I am sorry. I wish I wouldn't have to say this, and history may very well prove me wrong. I hope so. But I say this to my brothers and sisters in many countries all over the world -- because I know that you, like many of us here, projected your highest hopes and aspirations on an Obama presidency. So, since I know that many of you have limited access to the media, it is easy to get stuck with your highest ideals pinned on Obama. I have to caution you here.

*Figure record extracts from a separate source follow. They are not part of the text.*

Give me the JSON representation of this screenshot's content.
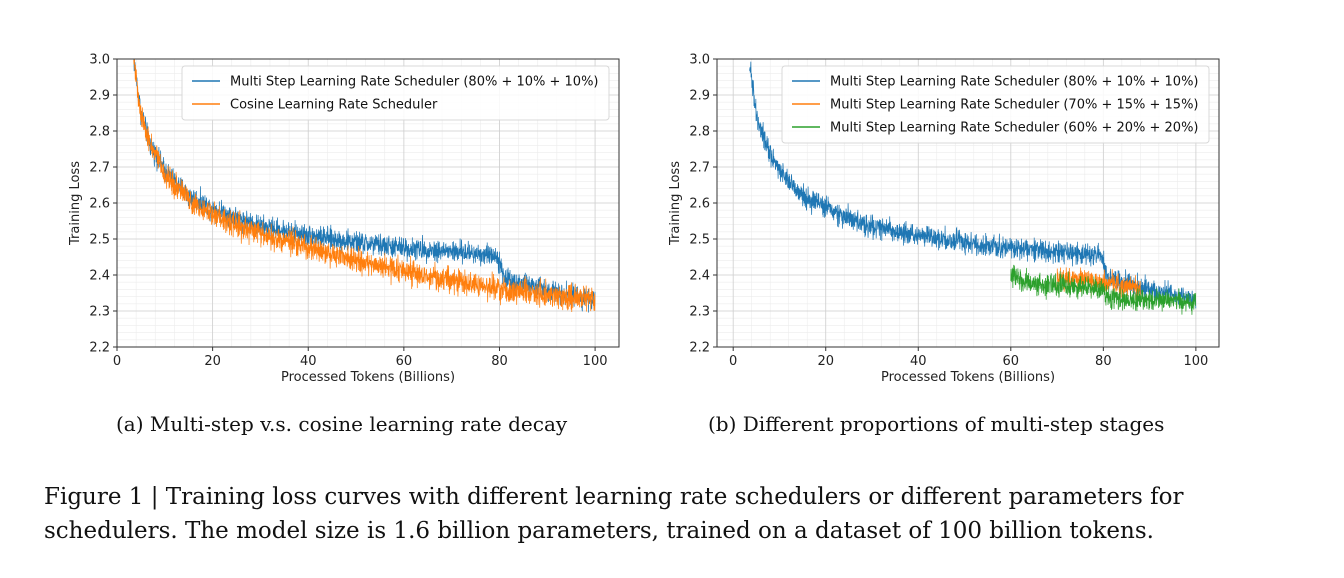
{
  "chart_data": [
    {
      "type": "line",
      "title": "",
      "xlabel": "Processed Tokens (Billions)",
      "ylabel": "Training Loss",
      "xlim": [
        0,
        105
      ],
      "ylim": [
        2.2,
        3.0
      ],
      "xticks": [
        0,
        20,
        40,
        60,
        80,
        100
      ],
      "yticks": [
        2.2,
        2.3,
        2.4,
        2.5,
        2.6,
        2.7,
        2.8,
        2.9,
        3.0
      ],
      "legend_position": "top-right",
      "series": [
        {
          "name": "Multi Step Learning Rate Scheduler (80% + 10% + 10%)",
          "color": "#1f77b4",
          "x": [
            3.5,
            5,
            7,
            10,
            15,
            20,
            25,
            30,
            40,
            50,
            60,
            70,
            79.5,
            81,
            85,
            90,
            95,
            100
          ],
          "y": [
            3.0,
            2.85,
            2.76,
            2.69,
            2.62,
            2.585,
            2.56,
            2.535,
            2.51,
            2.49,
            2.475,
            2.465,
            2.455,
            2.39,
            2.375,
            2.36,
            2.345,
            2.33
          ],
          "noise": 0.015
        },
        {
          "name": "Cosine Learning Rate Scheduler",
          "color": "#ff7f0e",
          "x": [
            3.5,
            5,
            7,
            10,
            15,
            20,
            25,
            30,
            40,
            50,
            60,
            70,
            80,
            90,
            100
          ],
          "y": [
            3.0,
            2.85,
            2.76,
            2.68,
            2.61,
            2.57,
            2.54,
            2.515,
            2.475,
            2.44,
            2.41,
            2.385,
            2.36,
            2.345,
            2.33
          ],
          "noise": 0.017
        }
      ]
    },
    {
      "type": "line",
      "title": "",
      "xlabel": "Processed Tokens (Billions)",
      "ylabel": "Training Loss",
      "xlim": [
        -3.5,
        105
      ],
      "ylim": [
        2.2,
        3.0
      ],
      "xticks": [
        0,
        20,
        40,
        60,
        80,
        100
      ],
      "yticks": [
        2.2,
        2.3,
        2.4,
        2.5,
        2.6,
        2.7,
        2.8,
        2.9,
        3.0
      ],
      "legend_position": "top-right",
      "series": [
        {
          "name": "Multi Step Learning Rate Scheduler (80% + 10% + 10%)",
          "color": "#1f77b4",
          "x": [
            3.5,
            5,
            7,
            10,
            15,
            20,
            25,
            30,
            40,
            50,
            60,
            70,
            79.5,
            81,
            85,
            90,
            95,
            100
          ],
          "y": [
            3.0,
            2.85,
            2.76,
            2.69,
            2.62,
            2.585,
            2.56,
            2.535,
            2.51,
            2.49,
            2.475,
            2.465,
            2.455,
            2.39,
            2.375,
            2.36,
            2.345,
            2.33
          ],
          "noise": 0.015
        },
        {
          "name": "Multi Step Learning Rate Scheduler (70% + 15% + 15%)",
          "color": "#ff7f0e",
          "x": [
            70,
            75,
            80,
            85,
            88
          ],
          "y": [
            2.395,
            2.385,
            2.38,
            2.37,
            2.36
          ],
          "noise": 0.014
        },
        {
          "name": "Multi Step Learning Rate Scheduler (60% + 20% + 20%)",
          "color": "#2ca02c",
          "x": [
            60,
            63,
            70,
            80,
            81,
            85,
            90,
            95,
            100
          ],
          "y": [
            2.4,
            2.38,
            2.37,
            2.36,
            2.335,
            2.33,
            2.33,
            2.33,
            2.325
          ],
          "noise": 0.015
        }
      ]
    }
  ],
  "subcaptions": {
    "a": "(a)  Multi-step v.s. cosine learning rate decay",
    "b": "(b)  Different proportions of multi-step stages"
  },
  "caption": "Figure 1 | Training loss curves with different learning rate schedulers or different parameters for schedulers. The model size is 1.6 billion parameters, trained on a dataset of 100 billion tokens."
}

The political legacy of the Obama administration so far is dismal and doesn't strike me as any "change" at all. And I don't say that as a conservative or a liberal, since I am neither. There is a change of the guard in Washington from the massive influence of oil and the Haliburton and Bechtel 'construction' companies under Bush, towards that of the financial and pharmaceutical sector under Obama: apparently it is 'their turn' to rape and pillage. These sort of tips of the corrupt government-corporate iceberg float on top of the constant drone of a hypnotized media-ized society, an 'underwater,' militarized, nuclearized, security state, that demands all resources to its disposal and forces its citizens into terrible debt in order to fight wars that are largely (but secretly) fought to secure economic gain (e.g. the control of the Iraqi oilfields as real motivation for that war) and force further monopolization of the money supply. The fact that most of the wars have gone badly, doesn't mean that enormous sums of money are being made, in all kinds of ways that perpetuate the wars. (Karzai brothers link: how we fund Taliban). That is the problem with corruption and the privatization of the war. What people are talking about in congress and the media is the 'military' involvement in the war, but what is largely unseen is the commitment the US government has made to private security companies such as Blackwater. Privatizing wars with corporate armies to hide them from the public eye, will very much complicate solutions to these wars, for throughout history mercenaries have always been the conduits of corruption on all levels (including a corruption of ethics).